Nat Hentoff has an OpEd on student privacy that will sound familiar to regular readers of this blog. In it, he describes the case of Andrea Hernandez, a student in Texas who refused to wear an RFID tag, and the strip search of J.C. Cox, a 10 year-old boy, to search for a missing $20 bill.
Nat writes:
During the 2016 presidential and congressional elections, I doubt very much that candidates of either party — except maybe insistent libertarians — will raise the issue of how so many of our kids are taught that they are continually under criminal suspicion and surveillance in their schools — in this land of the free and home of the brave.
How many of our students are even taught the Constitution in their schools?
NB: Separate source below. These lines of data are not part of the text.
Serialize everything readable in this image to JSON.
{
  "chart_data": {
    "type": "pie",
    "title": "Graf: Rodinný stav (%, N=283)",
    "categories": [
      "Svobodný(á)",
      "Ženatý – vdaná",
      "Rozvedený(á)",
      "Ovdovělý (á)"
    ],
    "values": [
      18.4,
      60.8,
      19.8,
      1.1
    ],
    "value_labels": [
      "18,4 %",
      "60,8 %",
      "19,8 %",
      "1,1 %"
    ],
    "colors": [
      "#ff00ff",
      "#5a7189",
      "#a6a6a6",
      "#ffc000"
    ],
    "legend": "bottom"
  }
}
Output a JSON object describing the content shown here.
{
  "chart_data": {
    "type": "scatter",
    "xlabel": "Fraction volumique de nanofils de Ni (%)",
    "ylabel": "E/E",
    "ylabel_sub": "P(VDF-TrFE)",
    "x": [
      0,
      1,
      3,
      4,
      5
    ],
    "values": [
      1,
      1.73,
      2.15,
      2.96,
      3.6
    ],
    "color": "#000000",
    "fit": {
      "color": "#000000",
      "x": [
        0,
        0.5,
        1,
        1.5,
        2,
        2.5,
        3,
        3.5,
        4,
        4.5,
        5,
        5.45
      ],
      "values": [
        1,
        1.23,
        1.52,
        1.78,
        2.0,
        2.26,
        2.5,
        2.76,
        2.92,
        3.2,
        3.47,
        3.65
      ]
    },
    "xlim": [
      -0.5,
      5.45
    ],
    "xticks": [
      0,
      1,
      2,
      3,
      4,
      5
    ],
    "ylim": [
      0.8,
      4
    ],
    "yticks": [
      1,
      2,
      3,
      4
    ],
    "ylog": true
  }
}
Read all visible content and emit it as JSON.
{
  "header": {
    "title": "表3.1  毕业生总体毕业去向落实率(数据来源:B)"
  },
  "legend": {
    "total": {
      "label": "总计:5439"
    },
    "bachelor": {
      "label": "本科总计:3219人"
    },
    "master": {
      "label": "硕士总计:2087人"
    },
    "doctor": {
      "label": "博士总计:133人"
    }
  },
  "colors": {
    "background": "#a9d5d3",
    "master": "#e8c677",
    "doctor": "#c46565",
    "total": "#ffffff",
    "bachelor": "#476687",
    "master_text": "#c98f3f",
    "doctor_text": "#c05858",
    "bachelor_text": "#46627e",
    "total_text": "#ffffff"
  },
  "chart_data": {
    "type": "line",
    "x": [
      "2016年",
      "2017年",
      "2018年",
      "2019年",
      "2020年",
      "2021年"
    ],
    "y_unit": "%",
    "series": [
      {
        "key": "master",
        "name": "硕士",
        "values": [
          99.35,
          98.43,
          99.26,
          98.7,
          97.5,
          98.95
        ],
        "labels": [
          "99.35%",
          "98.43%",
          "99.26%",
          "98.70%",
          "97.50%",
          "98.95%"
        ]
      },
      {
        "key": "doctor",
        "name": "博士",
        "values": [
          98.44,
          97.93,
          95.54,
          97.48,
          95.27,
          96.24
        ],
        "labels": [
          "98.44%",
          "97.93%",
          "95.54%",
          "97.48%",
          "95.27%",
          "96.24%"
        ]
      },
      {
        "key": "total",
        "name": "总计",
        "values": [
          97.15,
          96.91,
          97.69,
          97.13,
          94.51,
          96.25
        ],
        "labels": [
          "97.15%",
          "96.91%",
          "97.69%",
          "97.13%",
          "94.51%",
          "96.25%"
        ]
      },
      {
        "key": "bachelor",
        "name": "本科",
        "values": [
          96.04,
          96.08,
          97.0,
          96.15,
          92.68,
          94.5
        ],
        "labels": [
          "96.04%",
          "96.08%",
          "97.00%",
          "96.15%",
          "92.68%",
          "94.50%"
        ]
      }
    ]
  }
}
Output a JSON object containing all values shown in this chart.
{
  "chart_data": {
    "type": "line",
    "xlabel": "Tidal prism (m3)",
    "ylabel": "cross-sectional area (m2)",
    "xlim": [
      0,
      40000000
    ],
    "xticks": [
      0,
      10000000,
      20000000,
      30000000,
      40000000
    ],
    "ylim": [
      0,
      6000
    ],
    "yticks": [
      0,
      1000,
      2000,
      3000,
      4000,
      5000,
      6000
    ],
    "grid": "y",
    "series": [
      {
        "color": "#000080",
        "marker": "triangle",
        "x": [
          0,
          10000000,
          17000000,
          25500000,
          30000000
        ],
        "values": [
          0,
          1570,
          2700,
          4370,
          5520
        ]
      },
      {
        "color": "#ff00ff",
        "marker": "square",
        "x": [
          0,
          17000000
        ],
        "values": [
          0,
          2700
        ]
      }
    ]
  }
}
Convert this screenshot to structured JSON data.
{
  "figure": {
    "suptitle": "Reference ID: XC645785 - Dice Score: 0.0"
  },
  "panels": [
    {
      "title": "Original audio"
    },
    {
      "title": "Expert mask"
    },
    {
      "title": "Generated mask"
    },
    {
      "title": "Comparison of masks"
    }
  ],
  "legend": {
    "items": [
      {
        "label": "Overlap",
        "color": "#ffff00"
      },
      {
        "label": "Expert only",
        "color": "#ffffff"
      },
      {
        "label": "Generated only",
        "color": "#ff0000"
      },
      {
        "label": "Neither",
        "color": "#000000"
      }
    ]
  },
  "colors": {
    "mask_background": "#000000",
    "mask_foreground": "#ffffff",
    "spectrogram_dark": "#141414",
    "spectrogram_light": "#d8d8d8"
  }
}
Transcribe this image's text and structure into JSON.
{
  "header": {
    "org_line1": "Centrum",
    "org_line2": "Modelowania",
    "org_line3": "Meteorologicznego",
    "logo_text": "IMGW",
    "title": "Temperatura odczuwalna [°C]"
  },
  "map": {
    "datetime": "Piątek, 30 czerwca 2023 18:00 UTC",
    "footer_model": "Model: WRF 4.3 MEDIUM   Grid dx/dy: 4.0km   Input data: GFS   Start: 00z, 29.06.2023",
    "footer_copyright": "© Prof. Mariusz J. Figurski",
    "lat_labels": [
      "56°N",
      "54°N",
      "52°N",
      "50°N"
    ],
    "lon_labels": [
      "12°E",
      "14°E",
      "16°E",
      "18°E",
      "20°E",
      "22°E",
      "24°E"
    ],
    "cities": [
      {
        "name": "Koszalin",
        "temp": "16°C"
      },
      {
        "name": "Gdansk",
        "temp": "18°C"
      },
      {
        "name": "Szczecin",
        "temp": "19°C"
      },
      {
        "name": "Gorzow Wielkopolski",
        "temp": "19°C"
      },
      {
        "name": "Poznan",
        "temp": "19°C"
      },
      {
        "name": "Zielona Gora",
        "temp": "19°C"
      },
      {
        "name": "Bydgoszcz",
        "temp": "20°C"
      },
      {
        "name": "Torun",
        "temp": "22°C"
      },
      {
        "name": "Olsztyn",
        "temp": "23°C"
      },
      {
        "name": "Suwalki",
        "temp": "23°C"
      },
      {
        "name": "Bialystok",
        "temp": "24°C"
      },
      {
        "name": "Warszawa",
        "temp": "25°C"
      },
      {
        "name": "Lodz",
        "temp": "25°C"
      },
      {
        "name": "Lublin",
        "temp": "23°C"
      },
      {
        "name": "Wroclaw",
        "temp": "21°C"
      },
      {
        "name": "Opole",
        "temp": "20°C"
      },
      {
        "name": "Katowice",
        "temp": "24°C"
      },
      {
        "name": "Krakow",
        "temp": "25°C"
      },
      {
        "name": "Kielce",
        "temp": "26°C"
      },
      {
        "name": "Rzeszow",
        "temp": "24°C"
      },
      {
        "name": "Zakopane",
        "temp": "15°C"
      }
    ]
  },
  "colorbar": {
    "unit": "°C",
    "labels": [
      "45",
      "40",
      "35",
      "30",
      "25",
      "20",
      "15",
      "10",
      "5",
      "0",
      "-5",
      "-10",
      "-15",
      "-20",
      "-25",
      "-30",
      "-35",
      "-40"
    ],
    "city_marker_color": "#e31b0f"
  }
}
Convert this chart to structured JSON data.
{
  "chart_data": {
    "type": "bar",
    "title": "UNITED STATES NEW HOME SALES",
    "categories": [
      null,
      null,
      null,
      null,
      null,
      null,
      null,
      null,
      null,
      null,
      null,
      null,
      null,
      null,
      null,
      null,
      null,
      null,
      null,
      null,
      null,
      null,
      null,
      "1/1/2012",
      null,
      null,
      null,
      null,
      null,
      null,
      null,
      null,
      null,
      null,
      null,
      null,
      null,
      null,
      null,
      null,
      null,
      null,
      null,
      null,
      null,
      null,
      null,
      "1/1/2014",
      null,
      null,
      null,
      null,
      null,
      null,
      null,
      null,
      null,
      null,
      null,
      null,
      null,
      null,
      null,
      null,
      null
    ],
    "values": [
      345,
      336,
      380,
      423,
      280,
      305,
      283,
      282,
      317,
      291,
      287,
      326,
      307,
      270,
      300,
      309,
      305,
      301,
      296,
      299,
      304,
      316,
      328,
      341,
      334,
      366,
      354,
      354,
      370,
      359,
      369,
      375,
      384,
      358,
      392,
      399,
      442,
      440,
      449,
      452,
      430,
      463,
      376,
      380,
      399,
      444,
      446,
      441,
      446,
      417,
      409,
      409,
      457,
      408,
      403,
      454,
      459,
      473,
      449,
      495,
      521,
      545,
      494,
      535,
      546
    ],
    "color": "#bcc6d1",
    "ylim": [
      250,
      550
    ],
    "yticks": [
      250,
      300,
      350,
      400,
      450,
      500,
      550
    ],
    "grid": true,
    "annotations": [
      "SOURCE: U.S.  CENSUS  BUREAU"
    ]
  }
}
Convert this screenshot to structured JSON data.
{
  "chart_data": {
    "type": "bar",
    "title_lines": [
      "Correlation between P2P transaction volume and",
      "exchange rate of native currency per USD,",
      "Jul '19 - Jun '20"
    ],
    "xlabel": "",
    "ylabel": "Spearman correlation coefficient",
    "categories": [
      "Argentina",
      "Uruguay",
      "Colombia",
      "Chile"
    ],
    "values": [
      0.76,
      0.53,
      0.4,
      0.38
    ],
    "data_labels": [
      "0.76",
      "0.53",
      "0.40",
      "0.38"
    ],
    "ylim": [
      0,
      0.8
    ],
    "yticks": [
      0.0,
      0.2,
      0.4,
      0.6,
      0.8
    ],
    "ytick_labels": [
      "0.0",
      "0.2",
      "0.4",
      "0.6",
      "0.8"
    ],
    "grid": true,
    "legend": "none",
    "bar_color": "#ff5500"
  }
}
How many of their parents bother to find out?
As someone who has watched the erosion of students’ rights over the past 20 years without frustration and outrage – the limitations on protected speech, drug searches and searches without reasonable suspicion, questioning of students without Miranda rights or right to involve a parent, monitoring of students’ extracurricular speech and conduct, and the creation of massive databases that record so many details of a student’s and parent’s information – I share his concerns.
There is a mechanism parents could use to organize to start restoring their children’s rights and civil liberties. It’s called the PTA (Parent-Teacher Association), and most schools have one. Why not start a national campaign on student privacy and rights? Bring in speakers, send home informative literature, and start educating parents and students.
Don’t count on the schools to teach your children their rights – or to respect them. That’s part of your job as a parent. If you sit back and let the schools, the state, and the federal government just erode your children’s rights, well, in 30 years, all the cool clothes and electronics you bought them won’t count for squat when you realize you’ve raised a nation of sheep.